- US August retail sales control group +0.3% versus +0.3% expected
- Canada August CPI 2.0% vs 2.1% expected
- US September NAHB home builder sentiment 41 vs 40 expected
- US July business inventories 0.4% versus 0.3% expected
- US August industrial production +0.8% vs +0.2% expected
- US treasury auctions off $13 billion of 20 year bonds at a high yield of 4.039%
- Canada August housing starts 217.4K vs 252.5K expected
- ECB's Villeroy: French goal to cut deficit to 3% of GDP by 2027 is not realistic
- WSJ: JPMorgan in talks with Apple for credit card business
- Goldman Sachs raises its estimate for Q3 growth to 2.8%
- Atlanta Fed Q3 GDPNow 3.0% vs 2.5% prior
- Lebanese says about 2,800 injured, including 200 in critical condition, in pager bombings
- Israel preparing for a war with Hezbollah
- New Zealand GDT price index +0.8%
- Timiraos: Fed faces a finely-balanced choice over whether to cut
- FOMC preview: Why the dot plot isn't helping anyone
Markets:
- Gold down $14 to $2568
- US 10-year yields up 2.6 bps to 3.65%
- WTI crude up $1.26 to $71.37
- S&P 500 up 0.1% in 7th straight day of gains
- AUD and USD lead, JPY lags
The US dollar was modestly bid on most fronts on Tuesday as we near the FOMC decision. The catalyst was a slightly stronger retail sales report that further clouds the 50 vs 25 basis point debate. Pricing is at 65% for 50 bps, which was stable today but yields rose and so did the dollar.

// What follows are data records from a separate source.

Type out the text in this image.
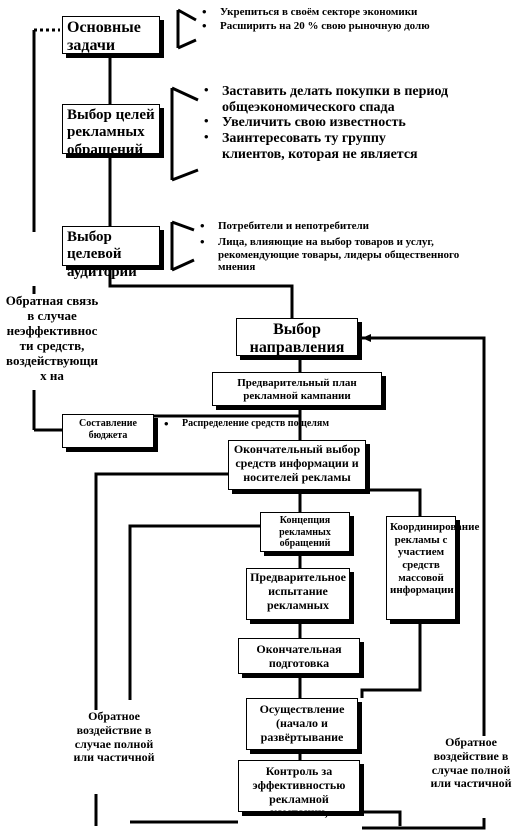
Основные задачи
Выбор целей рекламных обращений
Выбор целевой аудитории
Выбор направления
Предварительный план рекламной кампании
Составление бюджета
Окончательный выбор средств информации и носителей рекламы
Концепция рекламных обращений
Предварительное испытание рекламных
Окончательная подготовка
Осуществление (начало и развёртывание
Контроль за эффективностью рекламной кампании,
Координирование рекламы с участием средств массовой информации
• Укрепиться в своём секторе экономики
• Расширить на 20 % свою рыночную долю
• Заставить делать покупки в период общеэкономического спада
• Увеличить свою известность
• Заинтересовать ту группу клиентов, которая не является
• Потребители и непотребители
• Лица, влияющие на выбор товаров и услуг, рекомендующие товары, лидеры общественного мнения
• Распределение средств по целям
Обратная связь в случае неэффективнос ти средств, воздействующи х на
Обратное воздействие в случае полной или частичной
Обратное воздействие в случае полной или частичной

The euro fell to 1.1120 from 1.1140 while the pound fell to 1.3160 from 1.3200. The antipodeans also lost ground but some of that was compounded by a retracement in stock markets. S&P 500 futures had been higher but the index ultimately fell flat and briefly traded with decent losses.
The big move on the day was in USD/JPY, which continues to be the main event in 2024. That pair jumped to 142.27 from 140.50 in the second day of strong US bids. It looks to be closing on the highs and tracing out a three-candle reversal as traders settle dollar shorts ahead of the Fed decision.
USD/CAD briefly jumped on lower Canadian CPI and the prospect of a 50 bps cut in October. That is now closer to a 50/50 proposition but after a brief surge the pair retraced to nearly unchanged on the day. Macklem put most of the onus on growth numbers to support faster easing and good US numbers could be raising the idea that Canada will muddle along.